Filming in the ER: Invasion of
Privacy or Public Service?

By Mary R. Anderlik
Health Law & Policy Institute

For over a decade, reality-based TV shows have placed camera crews at the scenes of accidents and alongside paramedics. Now "Trauma: Life in the ER" is bringing the camera crew into the hospital.

"Trauma," the top-rated show on the Learning Channel, has drawn critics as well as viewers. According to a producer of the show, no segment is aired unless the patient featured has signed a release. Notices are posted when filming is taking place, and a patient has a right to request that filming be stopped. Still, filming begins without consent, and many patients arrive in distress or unconscious, and hence in poor condition to process information or exercise their "right" to call a halt.

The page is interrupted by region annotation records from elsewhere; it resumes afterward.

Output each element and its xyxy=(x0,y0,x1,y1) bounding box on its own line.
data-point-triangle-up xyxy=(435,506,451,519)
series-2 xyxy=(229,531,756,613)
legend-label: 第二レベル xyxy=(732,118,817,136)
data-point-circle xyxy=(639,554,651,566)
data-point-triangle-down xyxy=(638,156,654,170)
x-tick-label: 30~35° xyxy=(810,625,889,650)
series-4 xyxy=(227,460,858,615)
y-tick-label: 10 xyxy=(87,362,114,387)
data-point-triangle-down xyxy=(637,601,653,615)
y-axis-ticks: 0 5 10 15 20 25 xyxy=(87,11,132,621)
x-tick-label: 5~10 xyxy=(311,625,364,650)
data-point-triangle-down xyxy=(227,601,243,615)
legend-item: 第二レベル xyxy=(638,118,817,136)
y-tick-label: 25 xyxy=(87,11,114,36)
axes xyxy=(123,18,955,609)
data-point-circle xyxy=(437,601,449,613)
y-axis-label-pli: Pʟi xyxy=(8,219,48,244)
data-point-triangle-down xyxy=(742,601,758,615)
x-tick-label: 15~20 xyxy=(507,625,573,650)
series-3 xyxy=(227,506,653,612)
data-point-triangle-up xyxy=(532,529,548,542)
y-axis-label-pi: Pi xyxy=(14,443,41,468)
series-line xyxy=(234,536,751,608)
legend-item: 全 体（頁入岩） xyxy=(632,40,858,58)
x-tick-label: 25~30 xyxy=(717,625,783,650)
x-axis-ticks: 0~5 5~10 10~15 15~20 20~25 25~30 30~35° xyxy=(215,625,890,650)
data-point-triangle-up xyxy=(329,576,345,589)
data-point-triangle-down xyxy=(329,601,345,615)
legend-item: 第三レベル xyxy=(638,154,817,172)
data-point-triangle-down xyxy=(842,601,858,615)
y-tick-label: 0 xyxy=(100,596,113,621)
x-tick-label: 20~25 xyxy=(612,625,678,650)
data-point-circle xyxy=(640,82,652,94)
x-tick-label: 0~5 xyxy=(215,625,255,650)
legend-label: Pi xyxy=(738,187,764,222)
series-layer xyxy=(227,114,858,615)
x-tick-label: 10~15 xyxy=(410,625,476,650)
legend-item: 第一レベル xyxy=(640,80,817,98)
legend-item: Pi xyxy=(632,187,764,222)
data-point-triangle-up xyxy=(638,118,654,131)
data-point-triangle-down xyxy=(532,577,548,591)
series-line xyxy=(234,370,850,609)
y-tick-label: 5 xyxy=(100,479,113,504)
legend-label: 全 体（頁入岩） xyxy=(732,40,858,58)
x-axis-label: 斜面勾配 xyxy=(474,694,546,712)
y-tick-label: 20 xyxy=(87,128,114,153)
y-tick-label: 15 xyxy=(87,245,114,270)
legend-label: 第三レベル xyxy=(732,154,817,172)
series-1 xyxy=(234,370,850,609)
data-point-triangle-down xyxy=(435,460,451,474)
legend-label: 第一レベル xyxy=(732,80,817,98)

This vulnerability is significant for those who argue that filming violates health professionals’ ethical duties to patients. In a crisis, should patients and their families have to worry about the presence of another set of strangers, beyond the other users of emergency services (who are likely preoccupied with their own affairs) and hospital personnel? The release policy does not address the wrong that may be done by filming without prior consent or the sense of violation patients or family members may experience when they learn that someone is making a record of their trauma, hoping to turn it into public drama, or worse, entertainment. Defenders of "Trauma" point to its value in educating the public about what goes on in an emergency room. The show may counter unrealistic expectations created by programs such as "ER" and "Chicago Hope." Some patients welcome the opportunity to play a role in educating others, enjoy a bit of fame, or recover or relive a significant event.

If the host hospitals, participating health care professionals, and producers of "Trauma" believe their legal obligations are satisfied by a policy of no broadcast without a release, they may be overly sanguine. State laws vary, but inviting the presence at the bedside (or gurney-side) of a third party with no involvement in patient care or hospital administration may implicate statutes affirming the confidentiality of communications in the context of health care. For example, in Texas, some confidentiality protections are limited to recorded information, such as an entry in a patient’s medical record. However, the confidentiality provision of the Medical Practice Act extends to any communication between a physician and a patient in connection with professional services. A similar provision covers EMS personnel. The introduction of microphones may run afoul of eavesdropping statutes.

Patients and family members recorded or filmed without their consent may also have a cause of action for intrusion upon seclusion. This tort has two elements: (1) intrusion into a private place, conversation or matter, (2) in a manner highly offensive to a reasonable person. It does not require trespass on private property or publication or broadcast of private facts.

The leading case may be Shulman v. Group W Productions, decided by the California Supreme Court in 1998. There, a cameraman filmed the plaintiffs’ extrication from an overturned vehicle and their subsequent transportation to a hospital via helicopter; the flight nurse wore a small microphone. The episode was broadcast on "On Scene: Emergency Response." The plaintiffs advanced two causes of action for invasion of privacy, the first based on intrusion, i.e., the videotaping, and the second based on publication of private facts, i.e., the broadcast.

In the analysis of the intrusion claim, the key issue was whether the plaintiffs had an "objectively reasonable" expectation of solitude. The court drew a distinction between accident or rescue scenes, which are open and often draw the press, and ambulances and hospital rooms. (In a subsequent case, Sanders v. American Broadcasting Companies, the court added that "the fact that the privacy one expects in a given setting is not complete or absolute does not render the expectation unreasonable.") Ironically, the existence of "Trauma" and similar programs may be altering expectations of privacy, at least in emergency care settings.

The court found that First Amendment concerns were sufficient to support a privilege for the broadcast, but not the videotaping. The U.S. Supreme Court has ruled that the press enjoys no constitutional immunity from liability for torts or crimes committed in the course of newsgathering. In fact, the constitutional protection for newsgathering is narrower than the protection for publication, since the intrusion tort does not require any scrutiny of content. While the societal interest in reporting might, as a matter of tort law, justify an intrusion that would be considered offensive if undertaken for another purpose, a "reasonable jury could conclude the producers’ desire to get footage that would convey the ‘feel’ of the event" did not justify the microphone or the ride-along.

Of course, damages may be difficult to establish. In an earlier California case, Miller v. National Broadcasting Co., a camera crew accompanied paramedics to a private home for an unsuccessful resuscitation attempt. The state district court allowed the widow, who was present, to recover for anxiety, embarrassment, humiliation, shame, depression, feelings of powerlessness, and anguish. A daughter who was not present but saw a television broadcast was not permitted to recover.

The social worth of programs such as "Trauma" has yet to be established. The asserted benefit, more realistic public expectations concerning emergency care, must be weighed against the risk of nourishing an unhealthy voyeurism. Exposure to the exposed bodies and emotions of others may promote empathy, but the dulling of feeling seems a more likely consequence of the consumption of "real" suffering and gore via the television. In any event, the benefit of public education would not appear to justify the wrong to the individual who is filmed in extremis without his or her consent.